ChiFS

Logo pending™

File Hash

This document lists a few random thoughts and considerations in the selection of a suitable hash function for ChiFS. This hash function will be used for the identification of unique files and for (incremental) verification of downloaded file contents.

Proposed candidate

BLAKE2b in tree hashing mode with the following parameters:

Parameter Value
Digest byte length 32 (256 bit hash)
Key none
Salt default (all-NULL)
Personalization default (all-NULL)
Fanout 2 (binary tree)
Maximal depth Unlimited
Leaf maximal byte length 4096
Inner hash byte length 32

The chosen fanout, depth and leaf byte length are taken from the generic tree mode described in the BLAKE2 paper. A 256-bit output hash is chosen as an acceptable compromise between security, efficiency and convenience. The inner hash byte length is the same as the digest byte length - using larger values will increase the storage requirements for intermediate hash nodes, for little security gain.

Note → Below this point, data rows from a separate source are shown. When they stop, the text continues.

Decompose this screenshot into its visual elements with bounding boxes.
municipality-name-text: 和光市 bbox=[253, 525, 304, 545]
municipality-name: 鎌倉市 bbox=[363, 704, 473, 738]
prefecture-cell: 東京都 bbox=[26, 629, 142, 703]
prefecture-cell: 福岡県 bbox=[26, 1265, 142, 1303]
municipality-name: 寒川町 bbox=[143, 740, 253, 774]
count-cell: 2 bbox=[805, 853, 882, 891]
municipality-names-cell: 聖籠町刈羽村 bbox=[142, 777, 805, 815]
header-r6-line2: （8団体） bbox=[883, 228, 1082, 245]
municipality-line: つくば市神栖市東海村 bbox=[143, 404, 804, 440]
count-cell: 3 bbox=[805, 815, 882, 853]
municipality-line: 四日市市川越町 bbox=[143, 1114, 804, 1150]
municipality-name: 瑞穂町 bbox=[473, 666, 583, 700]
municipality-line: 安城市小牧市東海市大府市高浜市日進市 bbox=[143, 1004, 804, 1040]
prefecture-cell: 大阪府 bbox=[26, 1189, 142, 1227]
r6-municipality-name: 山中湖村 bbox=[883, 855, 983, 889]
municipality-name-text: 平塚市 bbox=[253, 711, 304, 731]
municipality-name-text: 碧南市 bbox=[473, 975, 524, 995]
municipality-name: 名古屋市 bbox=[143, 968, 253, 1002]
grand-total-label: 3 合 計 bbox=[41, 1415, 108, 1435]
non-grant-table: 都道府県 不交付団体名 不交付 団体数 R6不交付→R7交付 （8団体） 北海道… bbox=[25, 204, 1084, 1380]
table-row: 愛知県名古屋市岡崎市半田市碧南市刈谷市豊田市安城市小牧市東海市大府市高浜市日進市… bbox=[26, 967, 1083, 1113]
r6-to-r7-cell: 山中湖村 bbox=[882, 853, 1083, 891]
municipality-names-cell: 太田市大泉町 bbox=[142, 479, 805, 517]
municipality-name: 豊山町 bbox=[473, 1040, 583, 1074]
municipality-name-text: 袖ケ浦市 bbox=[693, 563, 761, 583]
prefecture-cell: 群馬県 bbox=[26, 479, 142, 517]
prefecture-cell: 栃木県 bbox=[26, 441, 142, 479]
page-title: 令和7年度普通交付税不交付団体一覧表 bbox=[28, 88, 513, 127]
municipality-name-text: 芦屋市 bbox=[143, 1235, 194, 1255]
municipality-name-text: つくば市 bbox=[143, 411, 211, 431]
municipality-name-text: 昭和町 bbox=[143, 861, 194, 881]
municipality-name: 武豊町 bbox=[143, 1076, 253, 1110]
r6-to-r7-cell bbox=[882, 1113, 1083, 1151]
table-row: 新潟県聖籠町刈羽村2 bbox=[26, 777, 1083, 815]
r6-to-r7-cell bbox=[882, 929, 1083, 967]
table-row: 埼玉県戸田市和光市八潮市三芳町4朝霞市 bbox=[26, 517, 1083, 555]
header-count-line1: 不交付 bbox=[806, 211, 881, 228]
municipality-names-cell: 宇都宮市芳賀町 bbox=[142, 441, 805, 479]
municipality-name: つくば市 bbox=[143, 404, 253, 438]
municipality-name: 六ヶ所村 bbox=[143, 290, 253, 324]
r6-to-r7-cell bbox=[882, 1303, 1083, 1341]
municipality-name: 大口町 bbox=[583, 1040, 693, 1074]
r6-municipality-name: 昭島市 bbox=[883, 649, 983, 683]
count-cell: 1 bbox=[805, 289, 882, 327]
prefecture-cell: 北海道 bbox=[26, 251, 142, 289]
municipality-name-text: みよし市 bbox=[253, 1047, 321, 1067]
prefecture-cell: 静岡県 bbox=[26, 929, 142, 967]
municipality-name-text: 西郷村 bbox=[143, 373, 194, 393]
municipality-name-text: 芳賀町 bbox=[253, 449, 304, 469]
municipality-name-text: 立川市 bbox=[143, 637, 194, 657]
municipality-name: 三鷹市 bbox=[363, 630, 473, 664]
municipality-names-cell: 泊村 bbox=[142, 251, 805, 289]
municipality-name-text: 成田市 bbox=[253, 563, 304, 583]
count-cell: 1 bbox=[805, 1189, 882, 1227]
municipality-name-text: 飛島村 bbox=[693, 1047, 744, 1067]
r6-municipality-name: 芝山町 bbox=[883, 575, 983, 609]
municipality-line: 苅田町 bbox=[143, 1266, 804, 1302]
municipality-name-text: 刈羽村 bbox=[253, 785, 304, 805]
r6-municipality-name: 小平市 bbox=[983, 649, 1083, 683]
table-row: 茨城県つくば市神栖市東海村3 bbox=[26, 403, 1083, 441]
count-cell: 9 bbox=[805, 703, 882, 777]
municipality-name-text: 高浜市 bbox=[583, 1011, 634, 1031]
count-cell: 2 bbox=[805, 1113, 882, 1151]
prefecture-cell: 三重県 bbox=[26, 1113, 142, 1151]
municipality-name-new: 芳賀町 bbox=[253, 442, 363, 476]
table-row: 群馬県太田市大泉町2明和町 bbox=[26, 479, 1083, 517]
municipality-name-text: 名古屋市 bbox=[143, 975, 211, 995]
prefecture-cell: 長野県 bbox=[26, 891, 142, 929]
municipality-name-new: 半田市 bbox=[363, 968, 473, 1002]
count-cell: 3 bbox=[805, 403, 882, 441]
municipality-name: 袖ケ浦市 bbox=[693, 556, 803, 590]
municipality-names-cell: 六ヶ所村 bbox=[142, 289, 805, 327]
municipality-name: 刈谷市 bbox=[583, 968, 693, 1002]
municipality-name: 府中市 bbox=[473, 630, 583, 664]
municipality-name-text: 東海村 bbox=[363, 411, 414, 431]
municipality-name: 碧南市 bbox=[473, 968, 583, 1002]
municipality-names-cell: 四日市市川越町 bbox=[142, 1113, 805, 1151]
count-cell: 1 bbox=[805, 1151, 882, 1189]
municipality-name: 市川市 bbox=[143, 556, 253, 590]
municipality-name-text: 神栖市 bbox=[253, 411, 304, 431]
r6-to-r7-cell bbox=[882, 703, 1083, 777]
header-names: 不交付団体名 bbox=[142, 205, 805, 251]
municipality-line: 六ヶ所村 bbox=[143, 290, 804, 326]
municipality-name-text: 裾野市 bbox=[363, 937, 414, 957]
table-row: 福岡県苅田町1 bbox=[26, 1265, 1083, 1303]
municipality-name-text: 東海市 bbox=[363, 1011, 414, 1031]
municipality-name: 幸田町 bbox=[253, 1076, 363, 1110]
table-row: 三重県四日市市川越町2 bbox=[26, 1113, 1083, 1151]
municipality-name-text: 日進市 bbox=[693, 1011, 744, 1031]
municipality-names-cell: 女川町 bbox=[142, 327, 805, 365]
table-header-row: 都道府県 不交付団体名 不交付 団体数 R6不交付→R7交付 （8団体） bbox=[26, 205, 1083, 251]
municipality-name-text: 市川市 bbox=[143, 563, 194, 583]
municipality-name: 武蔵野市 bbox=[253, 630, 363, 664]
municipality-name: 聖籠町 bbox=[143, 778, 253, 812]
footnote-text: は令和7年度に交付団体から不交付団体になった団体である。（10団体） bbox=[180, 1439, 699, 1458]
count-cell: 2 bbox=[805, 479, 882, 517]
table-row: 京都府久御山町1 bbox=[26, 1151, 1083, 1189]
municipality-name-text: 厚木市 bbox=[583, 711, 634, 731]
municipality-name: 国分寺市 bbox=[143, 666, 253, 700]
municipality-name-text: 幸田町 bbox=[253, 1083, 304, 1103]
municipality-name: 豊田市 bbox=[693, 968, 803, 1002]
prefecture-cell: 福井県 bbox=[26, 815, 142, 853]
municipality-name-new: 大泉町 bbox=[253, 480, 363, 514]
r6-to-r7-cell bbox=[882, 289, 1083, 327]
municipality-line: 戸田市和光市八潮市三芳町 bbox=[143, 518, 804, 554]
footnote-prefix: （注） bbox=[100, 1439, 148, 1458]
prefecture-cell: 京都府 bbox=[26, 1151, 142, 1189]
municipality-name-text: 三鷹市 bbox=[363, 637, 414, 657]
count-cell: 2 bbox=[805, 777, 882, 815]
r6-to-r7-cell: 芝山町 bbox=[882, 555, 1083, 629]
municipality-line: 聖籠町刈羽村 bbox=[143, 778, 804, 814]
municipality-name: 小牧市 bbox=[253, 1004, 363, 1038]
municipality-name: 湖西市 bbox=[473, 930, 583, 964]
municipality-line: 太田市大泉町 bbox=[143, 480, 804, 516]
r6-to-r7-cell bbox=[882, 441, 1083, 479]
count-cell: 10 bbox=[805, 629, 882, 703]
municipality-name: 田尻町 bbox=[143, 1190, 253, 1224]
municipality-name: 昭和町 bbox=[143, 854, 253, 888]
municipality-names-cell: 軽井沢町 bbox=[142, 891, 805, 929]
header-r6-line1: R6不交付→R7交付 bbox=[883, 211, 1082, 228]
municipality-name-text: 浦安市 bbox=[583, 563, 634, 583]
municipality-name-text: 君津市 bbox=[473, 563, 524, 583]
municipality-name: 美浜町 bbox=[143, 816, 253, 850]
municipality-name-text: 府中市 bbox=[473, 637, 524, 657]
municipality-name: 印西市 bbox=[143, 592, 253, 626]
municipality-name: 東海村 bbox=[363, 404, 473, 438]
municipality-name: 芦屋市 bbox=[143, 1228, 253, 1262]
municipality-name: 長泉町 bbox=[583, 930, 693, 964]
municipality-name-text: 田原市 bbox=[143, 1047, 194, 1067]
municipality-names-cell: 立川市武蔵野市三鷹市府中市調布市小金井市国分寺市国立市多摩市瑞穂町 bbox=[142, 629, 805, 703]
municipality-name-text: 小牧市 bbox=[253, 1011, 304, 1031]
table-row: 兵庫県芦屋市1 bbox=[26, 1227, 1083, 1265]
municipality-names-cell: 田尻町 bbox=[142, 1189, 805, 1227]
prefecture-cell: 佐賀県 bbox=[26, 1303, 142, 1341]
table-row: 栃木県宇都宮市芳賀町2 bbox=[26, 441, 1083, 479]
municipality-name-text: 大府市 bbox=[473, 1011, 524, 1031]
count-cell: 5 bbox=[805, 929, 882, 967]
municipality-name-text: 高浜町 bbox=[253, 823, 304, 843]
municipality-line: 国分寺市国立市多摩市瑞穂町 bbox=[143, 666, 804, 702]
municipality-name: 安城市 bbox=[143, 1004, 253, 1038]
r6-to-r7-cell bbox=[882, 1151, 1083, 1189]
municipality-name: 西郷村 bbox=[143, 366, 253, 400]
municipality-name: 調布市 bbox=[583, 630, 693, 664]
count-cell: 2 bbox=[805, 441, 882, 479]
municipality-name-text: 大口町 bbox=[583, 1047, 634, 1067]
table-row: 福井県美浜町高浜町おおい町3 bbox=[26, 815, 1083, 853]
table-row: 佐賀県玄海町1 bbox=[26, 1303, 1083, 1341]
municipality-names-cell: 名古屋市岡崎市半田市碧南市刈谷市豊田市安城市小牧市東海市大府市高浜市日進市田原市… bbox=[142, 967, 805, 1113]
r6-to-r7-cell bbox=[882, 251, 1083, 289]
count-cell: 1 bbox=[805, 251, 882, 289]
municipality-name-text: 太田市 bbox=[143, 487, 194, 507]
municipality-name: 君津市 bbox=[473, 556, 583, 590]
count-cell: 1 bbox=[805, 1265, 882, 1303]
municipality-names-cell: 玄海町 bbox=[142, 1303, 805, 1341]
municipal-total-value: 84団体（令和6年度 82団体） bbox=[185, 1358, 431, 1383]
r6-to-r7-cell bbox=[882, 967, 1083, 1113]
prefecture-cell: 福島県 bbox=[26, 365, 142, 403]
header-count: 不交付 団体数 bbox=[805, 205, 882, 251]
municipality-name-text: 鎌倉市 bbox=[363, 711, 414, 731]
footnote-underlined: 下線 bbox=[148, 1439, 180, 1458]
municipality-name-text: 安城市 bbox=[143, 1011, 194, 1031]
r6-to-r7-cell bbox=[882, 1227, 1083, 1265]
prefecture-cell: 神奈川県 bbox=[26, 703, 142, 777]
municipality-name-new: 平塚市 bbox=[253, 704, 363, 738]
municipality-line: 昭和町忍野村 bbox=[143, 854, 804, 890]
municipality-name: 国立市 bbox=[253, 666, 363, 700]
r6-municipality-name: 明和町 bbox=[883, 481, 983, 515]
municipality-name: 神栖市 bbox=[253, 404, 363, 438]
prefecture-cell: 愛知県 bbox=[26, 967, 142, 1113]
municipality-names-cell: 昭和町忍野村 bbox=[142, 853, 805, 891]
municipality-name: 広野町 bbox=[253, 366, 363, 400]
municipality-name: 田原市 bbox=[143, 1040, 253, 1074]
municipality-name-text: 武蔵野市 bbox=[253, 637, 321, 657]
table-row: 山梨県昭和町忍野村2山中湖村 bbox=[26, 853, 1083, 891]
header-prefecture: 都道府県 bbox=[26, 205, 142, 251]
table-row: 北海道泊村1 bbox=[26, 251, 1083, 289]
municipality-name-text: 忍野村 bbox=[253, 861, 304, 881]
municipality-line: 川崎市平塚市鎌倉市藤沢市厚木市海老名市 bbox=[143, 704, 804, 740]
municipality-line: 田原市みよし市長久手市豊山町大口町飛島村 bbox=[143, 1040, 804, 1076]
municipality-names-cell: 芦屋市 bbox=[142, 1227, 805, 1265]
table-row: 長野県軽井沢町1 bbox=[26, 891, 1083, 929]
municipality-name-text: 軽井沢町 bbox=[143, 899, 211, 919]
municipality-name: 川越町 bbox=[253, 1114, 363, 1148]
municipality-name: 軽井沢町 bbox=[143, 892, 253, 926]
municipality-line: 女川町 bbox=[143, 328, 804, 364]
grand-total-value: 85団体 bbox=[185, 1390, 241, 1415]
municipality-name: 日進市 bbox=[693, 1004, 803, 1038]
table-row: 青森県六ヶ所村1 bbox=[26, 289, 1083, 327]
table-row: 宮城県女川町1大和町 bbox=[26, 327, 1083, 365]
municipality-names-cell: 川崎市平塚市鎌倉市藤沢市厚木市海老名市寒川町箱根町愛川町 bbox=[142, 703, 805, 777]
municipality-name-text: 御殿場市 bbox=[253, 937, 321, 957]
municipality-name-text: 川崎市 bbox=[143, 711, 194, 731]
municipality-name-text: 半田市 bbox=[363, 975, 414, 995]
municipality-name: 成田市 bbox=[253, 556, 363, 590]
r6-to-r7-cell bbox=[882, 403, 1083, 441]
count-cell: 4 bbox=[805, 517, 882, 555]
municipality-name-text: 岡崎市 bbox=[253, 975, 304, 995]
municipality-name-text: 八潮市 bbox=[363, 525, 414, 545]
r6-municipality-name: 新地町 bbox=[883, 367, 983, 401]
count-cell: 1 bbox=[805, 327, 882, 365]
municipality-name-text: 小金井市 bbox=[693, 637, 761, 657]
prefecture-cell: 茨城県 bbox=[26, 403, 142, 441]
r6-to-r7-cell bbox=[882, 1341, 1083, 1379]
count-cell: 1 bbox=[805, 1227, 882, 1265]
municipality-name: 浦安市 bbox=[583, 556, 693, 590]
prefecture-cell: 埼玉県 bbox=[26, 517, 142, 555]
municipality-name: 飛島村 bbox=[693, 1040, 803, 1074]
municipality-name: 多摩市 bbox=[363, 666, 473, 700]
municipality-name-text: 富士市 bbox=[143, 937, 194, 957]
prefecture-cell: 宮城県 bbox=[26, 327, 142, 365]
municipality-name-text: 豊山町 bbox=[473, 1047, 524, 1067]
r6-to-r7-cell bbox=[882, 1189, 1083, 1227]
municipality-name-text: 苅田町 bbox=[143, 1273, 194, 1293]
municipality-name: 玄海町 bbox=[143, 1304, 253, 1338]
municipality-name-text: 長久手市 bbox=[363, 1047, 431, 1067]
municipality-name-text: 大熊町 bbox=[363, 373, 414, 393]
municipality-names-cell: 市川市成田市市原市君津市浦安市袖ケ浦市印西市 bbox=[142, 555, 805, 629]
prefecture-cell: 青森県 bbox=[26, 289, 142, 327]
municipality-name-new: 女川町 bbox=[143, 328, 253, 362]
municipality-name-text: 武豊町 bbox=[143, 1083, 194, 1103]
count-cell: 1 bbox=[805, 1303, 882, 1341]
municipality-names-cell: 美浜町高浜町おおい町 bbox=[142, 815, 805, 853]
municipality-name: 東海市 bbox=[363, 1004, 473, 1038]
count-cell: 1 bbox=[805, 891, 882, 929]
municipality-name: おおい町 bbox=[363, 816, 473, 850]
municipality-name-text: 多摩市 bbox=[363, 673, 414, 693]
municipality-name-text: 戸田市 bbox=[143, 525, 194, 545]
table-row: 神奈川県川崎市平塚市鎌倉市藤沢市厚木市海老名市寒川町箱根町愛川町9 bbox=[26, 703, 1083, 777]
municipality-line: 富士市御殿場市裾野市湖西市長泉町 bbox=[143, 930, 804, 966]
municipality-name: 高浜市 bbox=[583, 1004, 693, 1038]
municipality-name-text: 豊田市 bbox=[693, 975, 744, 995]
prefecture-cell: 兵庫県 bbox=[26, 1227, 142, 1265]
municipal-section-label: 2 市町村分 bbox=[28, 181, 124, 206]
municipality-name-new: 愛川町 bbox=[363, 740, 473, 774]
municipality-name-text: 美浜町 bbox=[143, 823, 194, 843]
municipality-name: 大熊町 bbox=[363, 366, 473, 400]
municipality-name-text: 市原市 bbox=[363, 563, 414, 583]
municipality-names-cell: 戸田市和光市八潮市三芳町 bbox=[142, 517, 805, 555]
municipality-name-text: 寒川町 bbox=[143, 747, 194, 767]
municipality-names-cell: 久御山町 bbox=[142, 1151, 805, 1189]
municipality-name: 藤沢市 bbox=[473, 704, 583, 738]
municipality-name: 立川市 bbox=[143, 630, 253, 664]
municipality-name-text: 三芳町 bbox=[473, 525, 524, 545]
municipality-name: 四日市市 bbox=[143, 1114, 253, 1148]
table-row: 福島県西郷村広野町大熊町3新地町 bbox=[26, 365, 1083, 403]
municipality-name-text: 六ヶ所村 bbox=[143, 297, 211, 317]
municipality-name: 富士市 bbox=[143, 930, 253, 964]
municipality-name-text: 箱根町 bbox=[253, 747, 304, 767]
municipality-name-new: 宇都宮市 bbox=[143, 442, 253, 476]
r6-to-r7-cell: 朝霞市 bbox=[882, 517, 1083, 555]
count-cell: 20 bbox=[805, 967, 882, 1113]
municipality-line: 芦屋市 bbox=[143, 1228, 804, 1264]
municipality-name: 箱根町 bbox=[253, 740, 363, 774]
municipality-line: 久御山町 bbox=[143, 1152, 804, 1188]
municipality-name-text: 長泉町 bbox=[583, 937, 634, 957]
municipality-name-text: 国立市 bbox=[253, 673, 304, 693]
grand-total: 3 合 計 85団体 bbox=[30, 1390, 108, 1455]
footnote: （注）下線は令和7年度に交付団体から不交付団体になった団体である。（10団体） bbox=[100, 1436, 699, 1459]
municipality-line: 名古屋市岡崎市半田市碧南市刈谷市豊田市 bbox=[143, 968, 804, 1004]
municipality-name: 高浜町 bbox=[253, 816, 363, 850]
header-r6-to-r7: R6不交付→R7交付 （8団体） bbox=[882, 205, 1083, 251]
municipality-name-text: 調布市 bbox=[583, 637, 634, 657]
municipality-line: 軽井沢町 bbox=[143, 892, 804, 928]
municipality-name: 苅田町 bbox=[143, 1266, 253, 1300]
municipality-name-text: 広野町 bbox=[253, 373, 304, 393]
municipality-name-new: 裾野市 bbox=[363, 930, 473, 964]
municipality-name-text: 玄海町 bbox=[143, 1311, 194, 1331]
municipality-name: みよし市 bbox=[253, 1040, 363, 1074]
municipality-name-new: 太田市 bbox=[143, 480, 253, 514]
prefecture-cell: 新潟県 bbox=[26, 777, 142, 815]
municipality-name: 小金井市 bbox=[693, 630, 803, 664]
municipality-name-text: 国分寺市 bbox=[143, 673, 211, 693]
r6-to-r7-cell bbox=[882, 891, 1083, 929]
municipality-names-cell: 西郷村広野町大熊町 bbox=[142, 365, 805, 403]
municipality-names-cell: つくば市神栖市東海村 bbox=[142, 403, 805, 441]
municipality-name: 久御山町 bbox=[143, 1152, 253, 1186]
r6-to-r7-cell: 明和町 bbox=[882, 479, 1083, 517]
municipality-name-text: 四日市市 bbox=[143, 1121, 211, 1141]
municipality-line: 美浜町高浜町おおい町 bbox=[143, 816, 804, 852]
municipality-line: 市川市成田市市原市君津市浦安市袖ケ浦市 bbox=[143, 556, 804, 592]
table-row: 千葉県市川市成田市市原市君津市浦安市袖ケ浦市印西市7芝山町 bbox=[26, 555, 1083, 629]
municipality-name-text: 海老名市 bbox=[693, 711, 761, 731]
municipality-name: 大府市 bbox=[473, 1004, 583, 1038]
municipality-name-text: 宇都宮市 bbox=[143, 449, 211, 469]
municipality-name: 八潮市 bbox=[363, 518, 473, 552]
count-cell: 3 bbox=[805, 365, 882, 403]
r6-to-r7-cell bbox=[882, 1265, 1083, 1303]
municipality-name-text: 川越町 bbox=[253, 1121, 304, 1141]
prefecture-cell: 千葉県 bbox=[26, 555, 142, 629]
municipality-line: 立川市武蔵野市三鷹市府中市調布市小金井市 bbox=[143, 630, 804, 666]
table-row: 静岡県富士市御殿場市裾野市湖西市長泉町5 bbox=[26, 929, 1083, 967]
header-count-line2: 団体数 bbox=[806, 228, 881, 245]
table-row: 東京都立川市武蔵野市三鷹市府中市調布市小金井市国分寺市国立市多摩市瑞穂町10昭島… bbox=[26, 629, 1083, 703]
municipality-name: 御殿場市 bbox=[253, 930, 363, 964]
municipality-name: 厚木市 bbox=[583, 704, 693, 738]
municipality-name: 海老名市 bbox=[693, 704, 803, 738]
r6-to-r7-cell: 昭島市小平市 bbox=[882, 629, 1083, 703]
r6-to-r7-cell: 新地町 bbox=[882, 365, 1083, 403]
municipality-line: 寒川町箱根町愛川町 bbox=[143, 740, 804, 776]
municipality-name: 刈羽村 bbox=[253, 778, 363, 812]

(Root and intermediate) hashes will be encoded in the base58 variant used by Bitcoin addresses. Like in Bitcoin addresses, base58-encoded hashes should be prefixed with as many leading '1's as there are leading zero bytes in the binary hash. This hash is referred to as b2t in the rest of the protocol.

Existing solutions and considerations

What follows are a few notes that helped in the decision process for the chosen hash function.

Hash list vs. Merkle tree

The main advantages of a Merkle tree is interoperability: When using a Merkle tree with a predefined leaf block size, the root hash of a file will be the same regardless of the chosen block size of the intermediate hash nodes that are being kept around for verification.

Hash lists, as used by BitTorrent, do not have this property: The same file could hash to different Torrent hashes if the clients choose different chunk sizes.

Tiger Tree Hash (TTH)

TTH is combination of this construction of Merkle Hash Trees, and the tiger hash function. Freetiger is the fastest implementation I'm aware of.

I think TTH is currently still the most widely used hash tree construction to identify files, but it has its problems.

Security: The Tiger hash function is not used much outside of its application in TTH and P2P networks. Tiger does not have as much published cryptanalysis as some of its alternatives. Some weaknesses have been found over the years.

Performance: There are faster hash functions with similar or better security guarantees. The used tree hashing mode also suffers a small performance hit due to the 1-byte 00 prefix in data blocks, which prevents aligned mmap-based file hashing.

The ADC project has shown interest in switching to a different hash. They've been hoping for SHA-3 to standardize a hash tree construction, but that hasn't happened so far.

BLAKE2

The BLAKE2 paper describes a tree hashing mode. BLAKE2 itself is slowly gaining widespread use, but this tree hashing mode has not been standardized as part of RFC-7693. I'm worried that not all BLAKE2 implementations will support it (or at least, will not have tested it as thoroughly).

I did find one user of BLAKE2's tree hash mode, s3git, but they use unlimited fanout mode. This has the same interoperability concerns as a regular hash list and is therefore not a great candidate for ChiFS.

KangarooTwelve

KangarooTwelve is a later development of Keccak (SHA-3) and includes a tree hashing mode. I've not looked at it long enough to see if this is suitable for ChiFS. There don't seem to be many implementations.

What does IPFS use?

This is, I think, defined as part of UnixFS and is being revamped in a UnixFS-2, for which the specification doesn't seem to be complete yet. I don't really know how they identify files.

What about Dat?

The Dat project makes use of Merkle trees. Overall ideas are described in DEP-0002, but I'm missing a description of how file contents are mapped to leaf nodes. Judging from the whitepaper, it seems that file contents are split into chunks and stored into a log structure. A file is described by its position and length in the log file, rather than by a root hash that is unique to that file, so this is not something that we can use.

It is interesting to note that, although Dat uses the BLAKE2 hash function, they do not make use of its tree hashing feature, but instead use a slight variation on the 1-byte prefix approach used in TTH.

Representation

Multihash seems useful, but I'm not sure we need anything that fancy. If our file hashes aren't going to be compatible with existing systems anyway, I have a slight preference for plain base32 or base58.